Patrick Baggett
2015-Feb-25 16:28 UTC
[Nouveau] [PATCH 2/2] nouveau: Do not add most bo's to the global bo list.
So you're saying a compiler can optimize:> > - statement with memory access > - read memory barrier > - statement with memory access > > To drop the second statement? I would worry about your definition of > memory barrier then.. >This is tricky, but I think you're mixing up the general case with the actual code you have. In general, you are pointing to this example: - Read memory location 1 (asm level) - RMB - Read memory location 2 (asm level) In this case, you are precisely correct, the compiler will not reorder the reads, and the CPU won't either. What you actually have is this: - Access memory location 1 (C code) - RMB - Acesss memory location 1 (C code) I say "access" here because looking at the C code, not assembly.
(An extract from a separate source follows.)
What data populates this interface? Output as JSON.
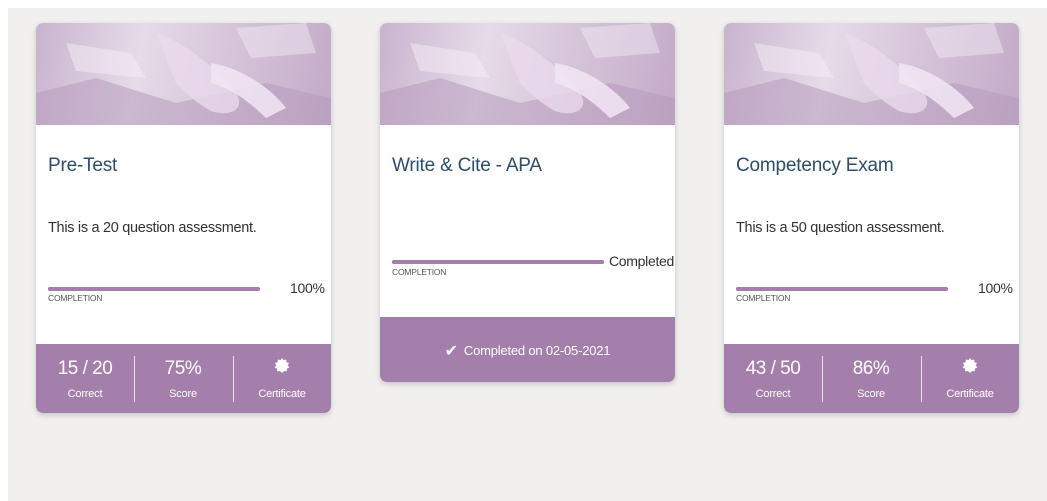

You have this: read nvbo->head.next RMB read nvbo->head.next This only works if you can guarantee that the compiler will actually generate a MOV instruction for the second read. If the variable isn't marked as "volatile", the compiler has no requirement to. Barriers control ordering and when a variable can be loaded, but you've already loaded it. You need to reload the variable, but you haven't shown the compiler a reason why it should. "Volatile" is a reason why. I tested this code on gcc: if(globalFlag) { math... if(globalFlag) { more math } } It only tests once. If you replace "math" with printf(), it retests the value of globalFlag. Printf(), which has absolutely no barrier semantics at all. In other words, GCC conservatively will assume any function call will require a reload because it could modify anything. The code will work as-is. Obviously, pthread_mutex_lock() does not modify the value of `nvbo->head.next`. Once GCC knows that (and maybe other compilers already do), perhaps with LTO, it doesn't have to generate a second load. If you ever switch to an inlined lock or different compiler that understands that, your code will break. I suggest you simply do the right thing the first time and cast the pointer to volatile since you're treating the value as if it is volatile (i.e. changing outside of the scope of the compiler's knowledge). Patrick -------------- next part -------------- An HTML attachment was scrubbed... URL: <http://lists.freedesktop.org/archives/nouveau/attachments/20150225/83c32418/attachment.html>
Ilia Mirkin
2015-Feb-25 16:35 UTC
[Nouveau] [PATCH 2/2] nouveau: Do not add most bo's to the global bo list.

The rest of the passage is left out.